5.2 - The ICRC has in addition a specific mandate, given to it by the Statute of the International Red Cross and Red Crescent Movement, to “work for the understanding and dissemination of knowledge or international humanitarian law applicable in armed conflicts and to prepare any development thereof”.
5.3 - It is in this framework that it tries to give impulsions and to promote dialog and discussions between scientific and governmental experts on delicate humanitarian law issues.
5.4 - More precisely on the subject matter of this seminar – the legal review of new weapons, means and methods of warfare – it is worth mentioning that, among other initiatives, that the ICRC has supported and encouraged since 1996 the the SIrUS (Superfluous Injury or Unnecessary Suffering) project aiming at finding objective criteria, among the medical profession, to define this notion; has already organized a seminar in 2001 on the subject matter of the present seminar; and has established on the beginning of this year the Guide to the legal review of new weapons, means and methods of warfare which you have received and is going to be introduced to you.

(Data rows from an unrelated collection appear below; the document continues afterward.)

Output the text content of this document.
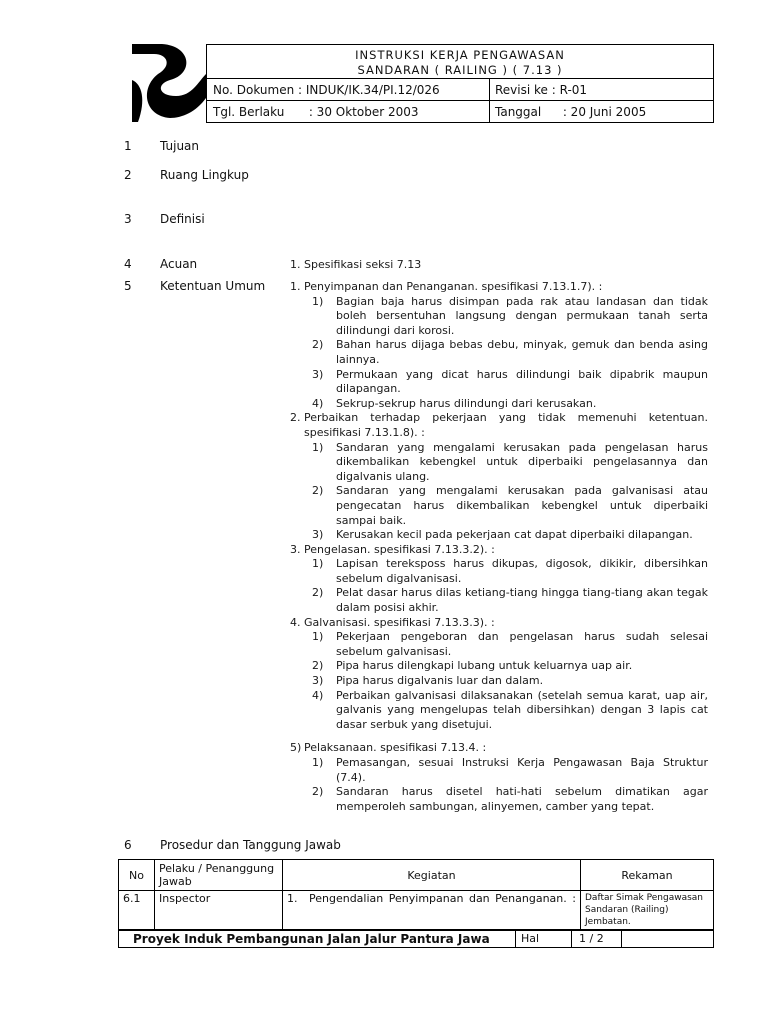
INSTRUKSI KERJA PENGAWASAN
SANDARAN ( RAILING ) ( 7.13 )
No. Dokumen : INDUK/IK.34/PI.12/026	Revisi ke : R-01
Tgl. Berlaku : 30 Oktober 2003	Tanggal : 20 Juni 2005
1 Tujuan
2 Ruang Lingkup
3 Definisi
4 Acuan
5 Ketentuan Umum
6 Prosedur dan Tanggung Jawab
1. Spesifikasi seksi 7.13
1. Penyimpanan dan Penanganan. spesifikasi 7.13.1.7). :
1)	Bagian baja harus disimpan pada rak atau landasan dan tidak boleh bersentuhan langsung dengan permukaan tanah serta dilindungi dari korosi.
2)	Bahan harus dijaga bebas debu, minyak, gemuk dan benda asing lainnya.
3)	Permukaan yang dicat harus dilindungi baik dipabrik maupun dilapangan.
4)	Sekrup-sekrup harus dilindungi dari kerusakan.
2. Perbaikan terhadap pekerjaan yang tidak memenuhi ketentuan. spesifikasi 7.13.1.8). :
1)	Sandaran yang mengalami kerusakan pada pengelasan harus dikembalikan kebengkel untuk diperbaiki pengelasannya dan digalvanis ulang.
2)	Sandaran yang mengalami kerusakan pada galvanisasi atau pengecatan harus dikembalikan kebengkel untuk diperbaiki sampai baik.
3)	Kerusakan kecil pada pekerjaan cat dapat diperbaiki dilapangan.
3. Pengelasan. spesifikasi 7.13.3.2). :
1)	Lapisan tereksposs harus dikupas, digosok, dikikir, dibersihkan sebelum digalvanisasi.
2)	Pelat dasar harus dilas ketiang-tiang hingga tiang-tiang akan tegak dalam posisi akhir.
4. Galvanisasi. spesifikasi 7.13.3.3). :
1)	Pekerjaan pengeboran dan pengelasan harus sudah selesai sebelum galvanisasi.
2)	Pipa harus dilengkapi lubang untuk keluarnya uap air.
3)	Pipa harus digalvanis luar dan dalam.
4)	Perbaikan galvanisasi dilaksanakan (setelah semua karat, uap air, galvanis yang mengelupas telah dibersihkan) dengan 3 lapis cat dasar serbuk yang disetujui.
5) Pelaksanaan. spesifikasi 7.13.4. :
1)	Pemasangan, sesuai Instruksi Kerja Pengawasan Baja Struktur (7.4).
2)	Sandaran harus disetel hati-hati sebelum dimatikan agar memperoleh sambungan, alinyemen, camber yang tepat.
No	Pelaku / Penanggung Jawab	Kegiatan	Rekaman
6.1	Inspector	1. Pengendalian Penyimpanan dan Penanganan. :	Daftar Simak Pengawasan Sandaran (Railing) Jembatan.
Proyek Induk Pembangunan Jalan Jalur Pantura Jawa	Hal	1 / 2
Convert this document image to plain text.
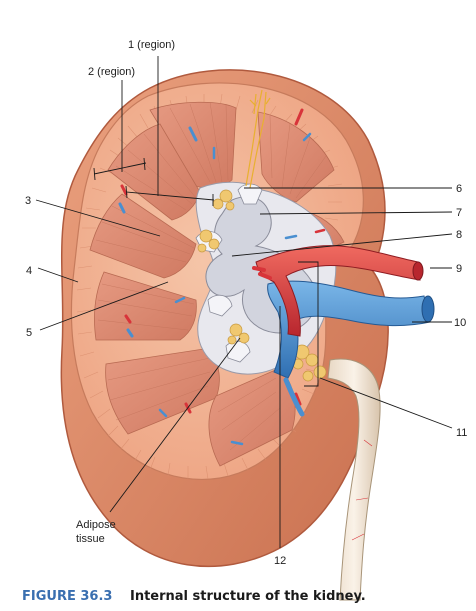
1 (region)
2 (region)
3
4
5
6
7
8
9
10
11
12
Adipose
tissue
FIGURE 36.3 Internal structure of the kidney.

5.5 - The ICRC regrets, at this stage, not to have received information from the great majority of States on their review mechanism on means and methods of warfare. Conscious of the importance for States to make a serious effort in this field, the ICRC will continue in the coming years to encourage dialog between States and to help them to fulfil their obligation to establish a review mechanism. It has already planed Conferences in Latin America and in Asia.
5.6 - The present seminar is part of this global effort.
6. Thanks for coming, for your precious contributions and for your interest in this seminar. Hope for fruitful discussions and dynamic dialog.